La recensione de L'Indice
Recensione de L'indice
PEREC, GEORGES / ROUBAUD, JACQUES, Viaggio d'inverno/Viaggio d'inferno, Biblioteca del Vascello, 1994
PEREC, GEORGES, L'infra-ordinario, Bollati Boringhieri, 1994
recensione di Borsari, A., L'Indice 1995, n. 7

Come afferma lo scritto programmatico "Approcci di cosa?" (1973) che apre la raccolta "L'infra-ordinario", il compito dell'infra-ordinario o infra-quotidiano è quello di "fondare la nostra propria antropologia" ossia di parlare di noi così come finora ci si è limitati a parlare di altri e di culture altre: al posto dell'esotico andrà meno l'"endotico". Si tratta di prendere le mosse dalle cose comuni, di indagare la vita quotidiana soprattutto laddove è lasciata ai comportamenti irriflessi, alle ripetizioni e alle abitudini, rivolgendo la conoscenza verso le zone di oscurità dell'esperienza, verso il rumore di fondo. Si tratta, come Perec dice altrove, di interrogare il "livello nel quale si pone il corpo, i gesti che esso fa, tutta la quotidianità legata al vestirsi, al nutrirsi, ai viaggi, all'impiego del tempo, all'esplorazione dello spazio". A fare notizia è soltanto l'inusuale, l'avvenimento, l'insolito, lo straordinario, mentre, sui giornali, non si trova mai il "giornaliero"; i treni - per esempio - cominciano a esistere solo quando deragliano. Mettere in primo piano l'abituale, allora, ma "in che modo renderne conto, in che modo interrogarlo, in che modo descriverlo?". In queste pagine c'è tutto il problema della dicibilità dell'esperienza e della sua possibilità, ma c'è in maniera diretta, come analisi fenomenologica, da scrittore che ci chiede di ritrovare lo stupore per quello che ci circonda e che aveva smesso di stupirci, per "le nostre maniere a tavola, i nostri utensili, i nostri strumenti, i nostri orari, i nostri ritmi". Il suggerimento è: "Fate l'inventario delle vostre tasche, della vostra borsa. Interrogatevi sulla provenienza, l'uso e il divenire di ogni oggetto che ne estraete".
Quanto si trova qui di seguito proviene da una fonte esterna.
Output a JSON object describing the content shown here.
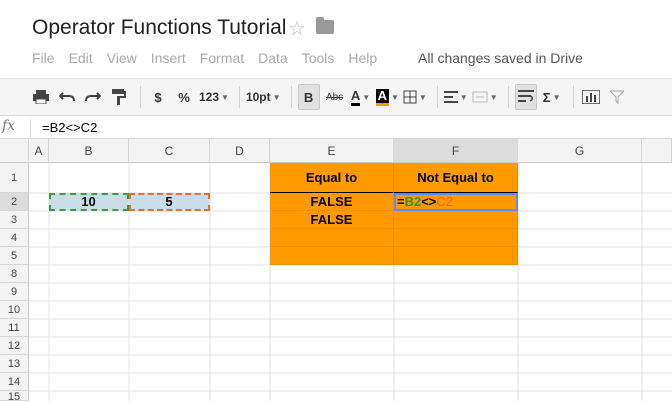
{
  "app": {
    "title": "Operator Functions Tutorial",
    "saved_status": "All changes saved in Drive",
    "menu": [
      "File",
      "Edit",
      "View",
      "Insert",
      "Format",
      "Data",
      "Tools",
      "Help"
    ]
  },
  "toolbar": {
    "currency": "$",
    "percent": "%",
    "number_format": "123",
    "font_size": "10pt",
    "bold": "B",
    "strike": "Abc",
    "text_color": "A",
    "fill_color": "A",
    "sum": "Σ"
  },
  "formula_bar": {
    "fx": "fx",
    "content": "=B2<>C2"
  },
  "columns": [
    "A",
    "B",
    "C",
    "D",
    "E",
    "F",
    "G"
  ],
  "rows": [
    "1",
    "2",
    "3",
    "4",
    "5",
    "8",
    "9",
    "10",
    "11",
    "12",
    "13",
    "14",
    "15"
  ],
  "cells": {
    "E1": "Equal to",
    "F1": "Not Equal to",
    "B2": "10",
    "C2": "5",
    "E2": "FALSE",
    "E3": "FALSE",
    "F2_parts": [
      "=",
      "B2",
      "<>",
      "C2"
    ]
  },
  "colors": {
    "header_fill": "#ff9900",
    "selected_fill": "#c9dde8",
    "active_border": "#4d90fe"
  }
}
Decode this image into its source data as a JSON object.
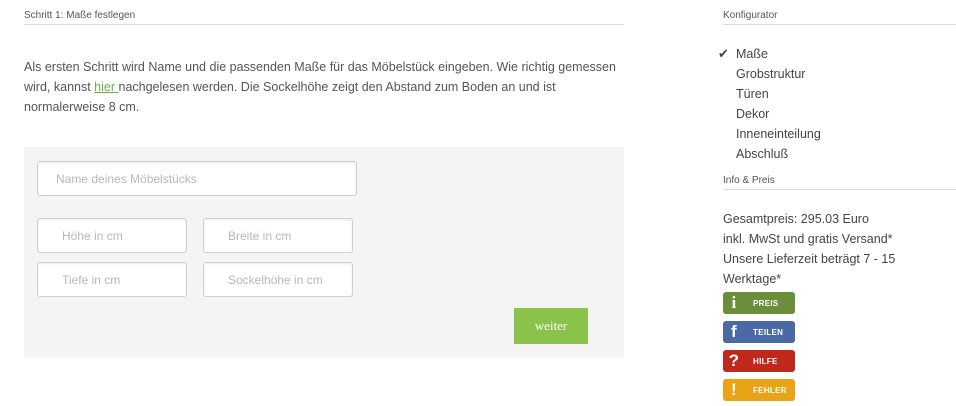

Per evitare delusioni o fraintendimenti, andrà aggiunto però che una risposta più approfondita e un'attendibile ricognizione della nozione di infra-ordinario richiedono un esame del lavoro di Georges Perec che vada al di là de "L'infra-ordinario" e, inoltre, che non tutti i testi lì contenuti sono riconducibili al registro di analisi del quotidiano che ne costituisce l'ispirazione prevalente. Le "Duecentoquarantatré cartoline illustrate a colori autentici", che occupano poco meno di un terzo del libro per esempio, danno sì una certa impressione d'immersione nell'ordinario, ma ciò che le contraddistingue è, come ha dimostrato Bernard Magn‚, non l'anodino, ma la sua costruzione. Laddove la superficie dei testi presenta, infatti, una successione di frasi semplici e monotone, assolutamente banali, che neppure l'apparenza di una corrispondenza indirizzata a Italo Calvino sembra sufficiente a legittimare, si dà invece una struttura profonda, attraversata dai riferimenti ai temi e alle ossessioni di Perec, nella quale agisce un principio combinatorio simile a quello dei "Cent mille milliards de poèmes" di Raymond Queneau, "una complessità che produce la semplicità e resta invisibile al lettore" (Bernard Magn‚, "Construir l'anodin: les "Deux cent quarante-trois cartes postales en couleurs véritables"", in "Le Cabinet d'amateur. Revue d'études perecquiennes", 1993, n. 1). Un esito estremo del lato oulipiano e ludico della sua produzione, non incentrato su quell'interrogazione di tipo "sociologico" volta a "come guardare il quotidiano" che caratterizza, invece, a maggior diritto altri contributi de "L`infra-ordinario", come "La rue Vilin*, l'osservazione della strada dove Perec bambino aveva abitato per qualche tempo con la madre prima che scomparisse in un campo di sterminio, ripetuta ogni anno tra il 1969 e il 1975 pure sulla base di una complessa macchina formale, i 'Lieux', che ne registra i mutamenti progressivi, la demolizione graduale di ogni traccia della vita precedente, l'esodo degli abitanti e la distruzione degli edifici che la riducono a un 'terrain vague' disponibile per una nuova e anonima periferia urbana.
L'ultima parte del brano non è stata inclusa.